In this week’s Data Diaries, let’s talk about Twitter data. A week ago, Twitter’s management made the sudden, very surprising announcement that access to even the basic API would now carry a $100/month fee, effective as of February 9 (the announcement was made on February 2, which is terrible change management). While this makes good sense for some commercial users of Twitter data, it’s substantially problematic for many more users. For example:

  • Developers who want to build applications on the Twitter platform can now no longer even test their apps without paying
  • Non-profits and other non-commercial organizations who use Twitter data will need to pay for it, even with no profit motive for it
  • Fun applications, such as webcams that transmit photos of someone’s cat or weather bots or other barely-commercial uses will now also need to pay

For those of us in marketing analytics, we have become accustomed to using Twitter data as the backbone of influencer marketing. Many applications vacuum up large amounts of Twitter data to use for building influence graphs; Trust Insights has published dozens of these graphs over the years for events we’re not attending, just as a way to stay in touch with and highlight some of the many communities we like.

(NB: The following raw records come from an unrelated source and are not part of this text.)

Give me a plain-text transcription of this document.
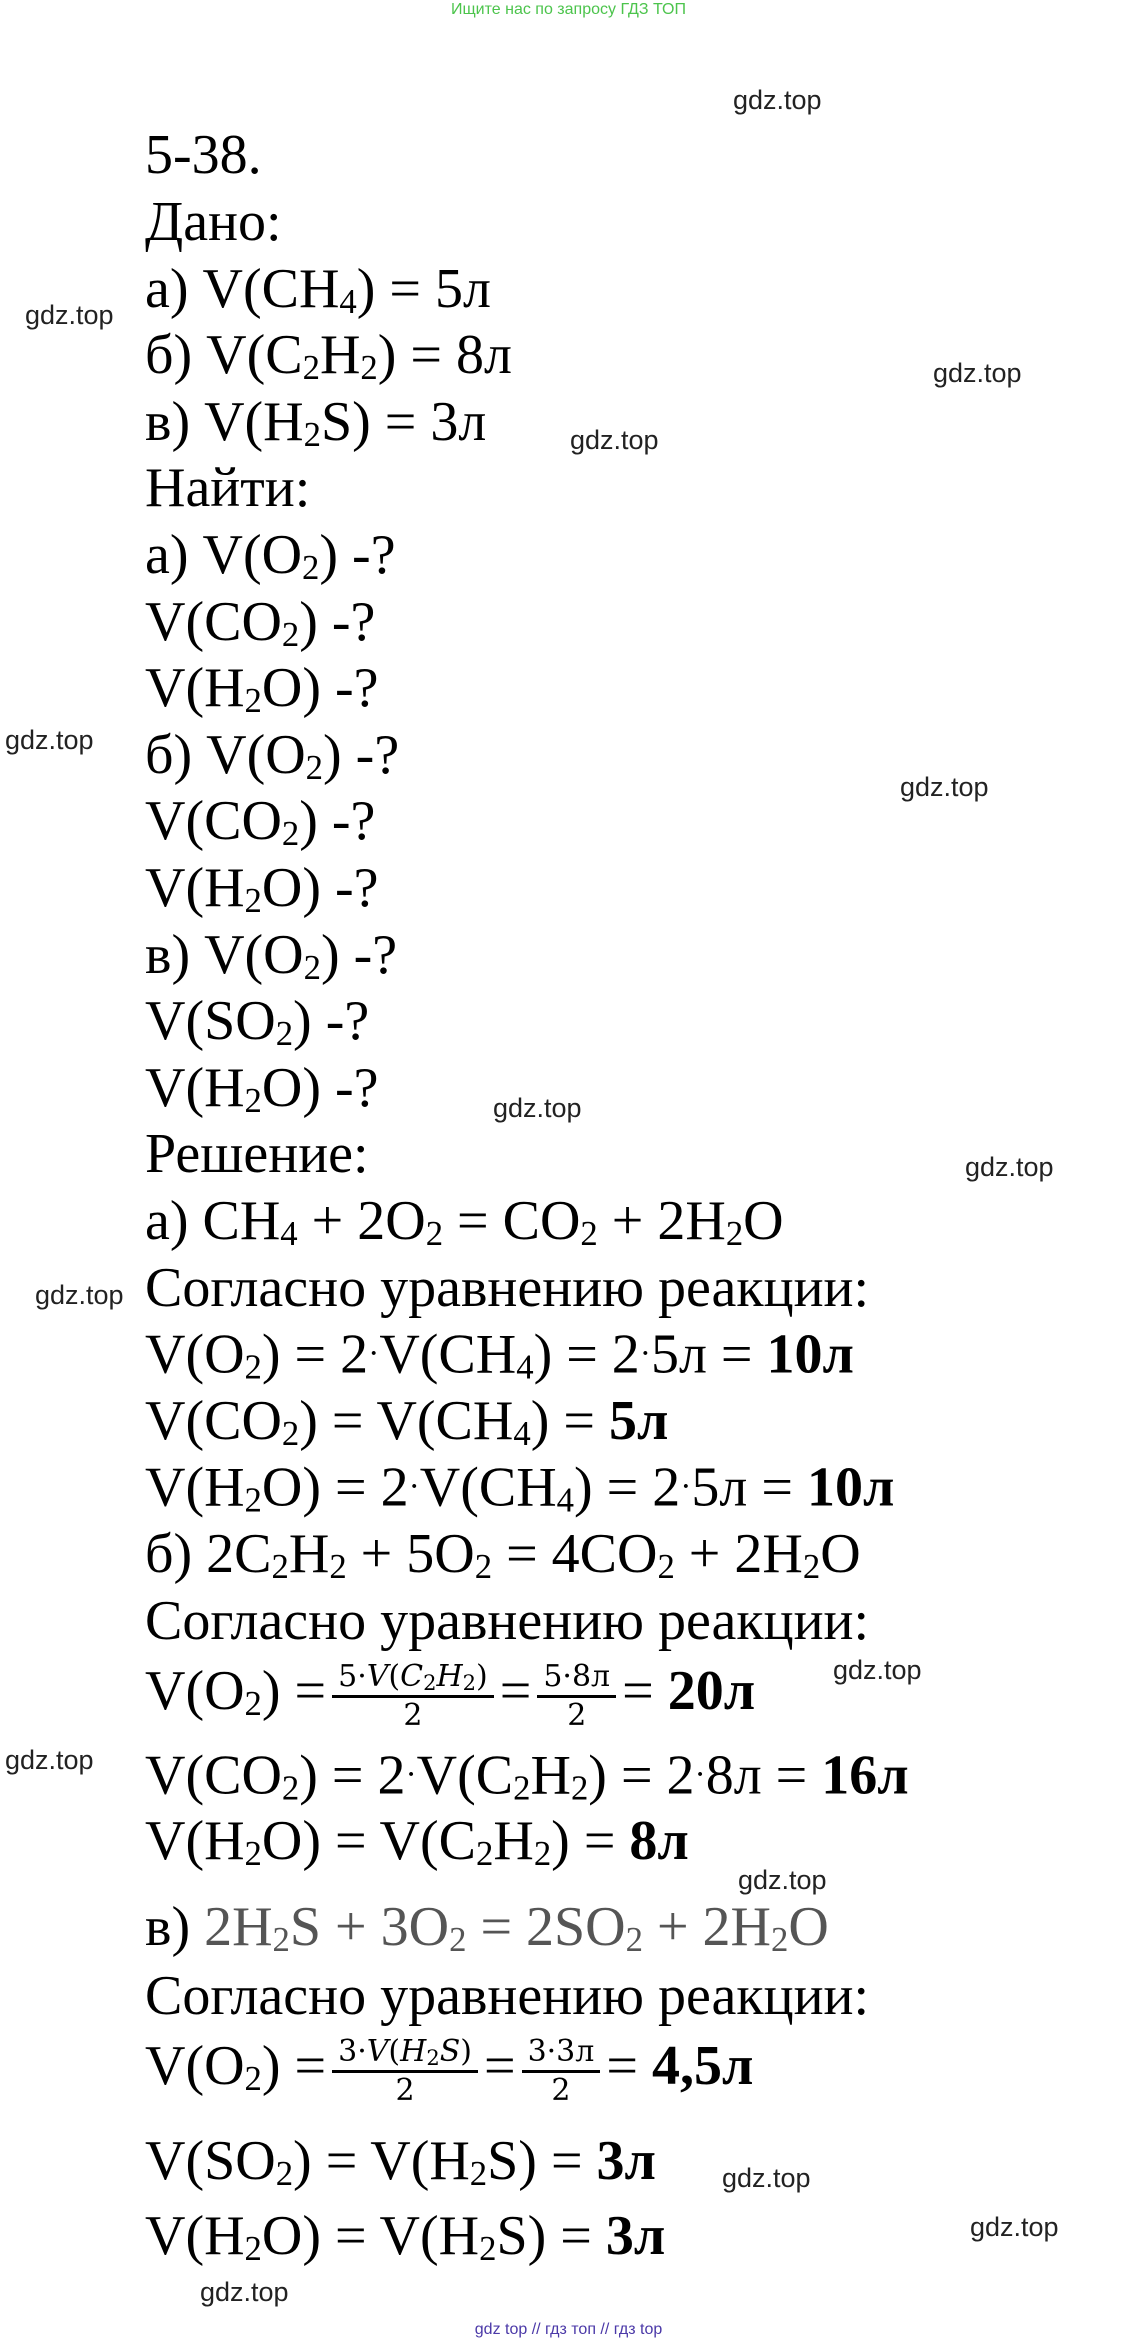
Ищите нас по запросу ГДЗ ТОП
gdz.top
gdz.top
gdz.top
gdz.top
gdz.top
gdz.top
gdz.top
gdz.top
gdz.top
gdz.top
gdz.top
gdz.top
gdz.top
gdz.top
gdz.top
5-38.
Дано:
а) $V(CH_4) = 5л$
б) $V(C_2H_2) = 8л$
в) $V(H_2S) = 3л$
Найти:
а) $V(O_2)$ -?
$V(CO_2)$ -?
$V(H_2O)$ -?
б) $V(O_2)$ -?
$V(CO_2)$ -?
$V(H_2O)$ -?
в) $V(O_2)$ -?
$V(SO_2)$ -?
$V(H_2O)$ -?
Решение:
а) $CH_4 + 2O_2 = CO_2 + 2H_2O$
Согласно уравнению реакции:
$V(O_2) = 2\cdot V(CH_4) = 2\cdot 5л = 10л$
$V(CO_2) = V(CH_4) = 5л$
$V(H_2O) = 2\cdot V(CH_4) = 2\cdot 5л = 10л$
б) $2C_2H_2 + 5O_2 = 4CO_2 + 2H_2O$
Согласно уравнению реакции:
$V(O_2) = \frac{5\cdot V(C_2H_2)}{2} = \frac{5\cdot 8л}{2} = 20л$
$V(CO_2) = 2\cdot V(C_2H_2) = 2\cdot 8л = 16л$
$V(H_2O) = V(C_2H_2) = 8л$
в) $2H_2S + 3O_2 = 2SO_2 + 2H_2O$
Согласно уравнению реакции:
$V(O_2) = \frac{3\cdot V(H_2S)}{2} = \frac{3\cdot 3л}{2} = 4,5л$
$V(SO_2) = V(H_2S) = 3л$
$V(H_2O) = V(H_2S) = 3л$
gdz top // гдз топ // гдз top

So what are the alternatives, if you don’t want to pay or you’re unable to pay for access to the API? Depending on your use cases, affordable or free open-source alternatives may fit the bill. For example, the snscrape Python application is capable of extracting data from Twitter’s web interface. And for those concerned about legalities, while you should always consult with your legal counsel in the jurisdictions in which you operate, for USA-based companies, the Ninth Circuit of Appeals court reaffirmed that web scraping of public information is legal.

What does a utility like this do? Fundamentally, it reads through the Twitter web interface and compiles the data for your search term into some data storage format which you can then analyze. For example, we could monitor the hashtag #GoogleAnalytics and then look at what’s happening on that hashtag over a long period of time. And because it doesn’t use the API, it’s not constrained to the API limits:

R dataframe of Twitter data

So what? The key takeaway here is that we constantly need to be monitoring and looking for solutions to deal with unexpected technical issues. Sometimes they’re issues of our own making, but in the increasingly SaaS-based world of marketing technology, it’s issues foisted upon us by technology we don’t control. Cloud computing has rightfully surged over the past two decades to become the dominant form of computing, but for anyone whose business relies on data, it’s always a good idea to have a backup plan, an ace in the hole that you control.